Voice of the River

The Water Forecast

Here is a summary of the Basin Outlook Report as of May, 2015 courtesy of NRCS.

This winter brought record low snowfall and abnormally warm temperatures to the American West. Although Montana fared better than many Western states, the water outlook for this summer is bleak.

High elevation spring snowmelt feeds between 50-80% of Montana’s annual water supply. Runoff from melting snow either flows directly into rivers and lakes or percolates into underground aquifers. Groundwater recharges streams when the mountains are dry.

Month after month, Montana outdoor enthusiasts and water users alike hoped that weather patterns would shift, bringing much-needed to snow to the mountains. However, warm and dry conditions persisted. This spring, mountain snowpack peaked 2-3 weeks early throughout the state, with snowmelt occurring at all elevations throughout April.

Conditions vary significantly, even within the same watershed. The Gallatin River Watershed experienced two different winters. Snowfall in the Upper Gallatin was well below average for most of the winter, while the ranges farther north received more snow. As of May 1, snow-water equivalent (SWE) in the Gallatin Basin was 59% of normal.


Data from the Lone Mountain SNOTEL site for the water year to date. Graph shows snow water equivalent and precipitation accumulation as a fraction of average.
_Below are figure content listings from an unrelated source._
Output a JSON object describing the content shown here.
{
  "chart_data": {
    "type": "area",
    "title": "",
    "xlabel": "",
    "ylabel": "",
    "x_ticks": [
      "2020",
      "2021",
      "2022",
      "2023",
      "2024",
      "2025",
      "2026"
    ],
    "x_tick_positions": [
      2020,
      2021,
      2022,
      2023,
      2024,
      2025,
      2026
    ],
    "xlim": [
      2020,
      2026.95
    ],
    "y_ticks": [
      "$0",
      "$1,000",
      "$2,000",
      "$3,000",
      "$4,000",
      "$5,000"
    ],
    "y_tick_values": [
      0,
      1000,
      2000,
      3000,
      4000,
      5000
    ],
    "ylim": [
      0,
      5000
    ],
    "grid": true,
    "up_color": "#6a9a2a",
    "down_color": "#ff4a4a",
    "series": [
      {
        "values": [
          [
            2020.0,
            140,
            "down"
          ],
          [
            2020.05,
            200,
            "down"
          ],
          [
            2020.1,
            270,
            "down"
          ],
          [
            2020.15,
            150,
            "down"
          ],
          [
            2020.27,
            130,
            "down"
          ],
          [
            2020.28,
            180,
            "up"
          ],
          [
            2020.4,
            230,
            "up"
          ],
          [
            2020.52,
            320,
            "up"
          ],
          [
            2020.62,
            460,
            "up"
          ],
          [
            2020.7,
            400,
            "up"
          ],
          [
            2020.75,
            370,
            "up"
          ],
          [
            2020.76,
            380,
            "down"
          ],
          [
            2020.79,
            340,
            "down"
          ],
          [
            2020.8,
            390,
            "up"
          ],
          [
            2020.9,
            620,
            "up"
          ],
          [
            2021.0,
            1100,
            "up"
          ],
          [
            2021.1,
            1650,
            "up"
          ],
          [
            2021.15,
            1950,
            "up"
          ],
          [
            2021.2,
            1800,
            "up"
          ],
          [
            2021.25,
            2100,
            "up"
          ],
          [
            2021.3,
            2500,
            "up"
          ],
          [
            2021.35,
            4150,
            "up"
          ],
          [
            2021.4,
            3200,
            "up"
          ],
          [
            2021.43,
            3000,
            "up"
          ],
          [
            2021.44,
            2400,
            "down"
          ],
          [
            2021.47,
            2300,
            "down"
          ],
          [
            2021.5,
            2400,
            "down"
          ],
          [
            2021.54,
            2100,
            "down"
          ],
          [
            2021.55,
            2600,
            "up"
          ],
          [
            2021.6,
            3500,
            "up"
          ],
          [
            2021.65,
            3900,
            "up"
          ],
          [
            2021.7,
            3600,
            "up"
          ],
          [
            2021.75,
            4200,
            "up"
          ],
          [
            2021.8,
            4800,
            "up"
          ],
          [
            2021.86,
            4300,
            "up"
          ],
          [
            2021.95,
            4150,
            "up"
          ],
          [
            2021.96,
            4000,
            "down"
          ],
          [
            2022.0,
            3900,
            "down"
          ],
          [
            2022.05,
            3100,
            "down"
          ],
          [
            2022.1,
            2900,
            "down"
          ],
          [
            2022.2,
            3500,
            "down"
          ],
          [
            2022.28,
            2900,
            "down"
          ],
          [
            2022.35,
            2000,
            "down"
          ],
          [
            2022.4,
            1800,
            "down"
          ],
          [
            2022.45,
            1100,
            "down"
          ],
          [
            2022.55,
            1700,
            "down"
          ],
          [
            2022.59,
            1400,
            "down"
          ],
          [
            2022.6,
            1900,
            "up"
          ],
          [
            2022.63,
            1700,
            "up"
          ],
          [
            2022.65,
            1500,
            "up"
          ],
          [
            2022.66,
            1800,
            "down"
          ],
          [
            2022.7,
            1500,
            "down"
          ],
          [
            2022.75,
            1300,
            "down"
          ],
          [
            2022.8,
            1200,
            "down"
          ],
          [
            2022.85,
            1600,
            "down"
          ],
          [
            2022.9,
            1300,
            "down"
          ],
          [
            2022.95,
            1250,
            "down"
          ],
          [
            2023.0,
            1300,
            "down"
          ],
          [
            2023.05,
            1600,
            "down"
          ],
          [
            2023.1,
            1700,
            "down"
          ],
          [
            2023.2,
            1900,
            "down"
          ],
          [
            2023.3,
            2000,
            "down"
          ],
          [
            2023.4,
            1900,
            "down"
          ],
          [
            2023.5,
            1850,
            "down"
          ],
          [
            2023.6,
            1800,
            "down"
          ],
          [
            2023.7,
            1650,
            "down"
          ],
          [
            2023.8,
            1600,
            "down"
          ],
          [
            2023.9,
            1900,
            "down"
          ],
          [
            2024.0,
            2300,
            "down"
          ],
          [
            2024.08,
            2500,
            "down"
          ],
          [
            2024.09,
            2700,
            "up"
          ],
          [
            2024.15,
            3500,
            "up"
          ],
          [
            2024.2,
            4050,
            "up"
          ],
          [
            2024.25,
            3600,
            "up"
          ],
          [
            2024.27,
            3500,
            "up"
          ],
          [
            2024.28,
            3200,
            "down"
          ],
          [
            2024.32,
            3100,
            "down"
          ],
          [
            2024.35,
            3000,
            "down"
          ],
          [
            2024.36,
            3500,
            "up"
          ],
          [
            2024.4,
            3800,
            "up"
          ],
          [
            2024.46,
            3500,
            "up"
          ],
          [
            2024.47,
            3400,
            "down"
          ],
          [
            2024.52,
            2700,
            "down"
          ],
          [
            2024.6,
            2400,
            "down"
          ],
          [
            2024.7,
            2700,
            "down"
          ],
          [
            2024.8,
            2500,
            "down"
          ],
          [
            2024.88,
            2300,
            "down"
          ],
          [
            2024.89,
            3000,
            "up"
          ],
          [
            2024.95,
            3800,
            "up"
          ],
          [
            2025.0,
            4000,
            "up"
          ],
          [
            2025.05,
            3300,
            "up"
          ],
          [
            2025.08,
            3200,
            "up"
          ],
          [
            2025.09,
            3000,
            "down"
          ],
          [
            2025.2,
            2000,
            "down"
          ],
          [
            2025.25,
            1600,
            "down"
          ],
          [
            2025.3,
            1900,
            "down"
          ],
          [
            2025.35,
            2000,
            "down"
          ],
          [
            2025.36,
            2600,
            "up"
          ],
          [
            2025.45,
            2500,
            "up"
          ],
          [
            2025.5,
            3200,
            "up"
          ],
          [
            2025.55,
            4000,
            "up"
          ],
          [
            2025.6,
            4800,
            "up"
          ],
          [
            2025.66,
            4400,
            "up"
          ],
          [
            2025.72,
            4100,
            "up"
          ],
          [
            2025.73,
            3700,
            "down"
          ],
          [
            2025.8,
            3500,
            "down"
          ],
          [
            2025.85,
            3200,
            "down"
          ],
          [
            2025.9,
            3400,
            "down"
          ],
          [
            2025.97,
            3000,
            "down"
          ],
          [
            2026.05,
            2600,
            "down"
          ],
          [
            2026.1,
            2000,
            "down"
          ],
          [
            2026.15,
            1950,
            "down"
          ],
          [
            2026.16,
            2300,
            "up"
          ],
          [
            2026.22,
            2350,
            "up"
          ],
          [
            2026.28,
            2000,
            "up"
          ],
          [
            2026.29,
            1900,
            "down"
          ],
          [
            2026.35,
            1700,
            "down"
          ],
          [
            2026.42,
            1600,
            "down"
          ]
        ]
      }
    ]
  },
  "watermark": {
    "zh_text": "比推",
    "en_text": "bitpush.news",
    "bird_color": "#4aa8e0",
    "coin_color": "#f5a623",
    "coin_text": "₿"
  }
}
This spring, low streamflows will peak ahead of schedule. Precipitation this spring and summer will play a critical role in determining the volume of runoff. When compared to snow, the amount of rain Montana has received this water-year-to-date has been closer to normal.

The water forecast for this summer reflects the lack of snowfall this winter. Scientists use precipitation, temperature, soil moisture, and historical streamflow data to calculate the future water supply. As of May 1, streamflow in the Upper Gallatin at Gallatin Gateway was predicted to be 65% of average and 60% of last year.

Every rain cloud has its silver lining. Reservoir storage in Montana is well above average. Carryover storage from last year will augment low snowfall this winter. Hopefully, spring rainfall and carryover storage from 2014 will carry us through what is predicted to be a hot and dry summer.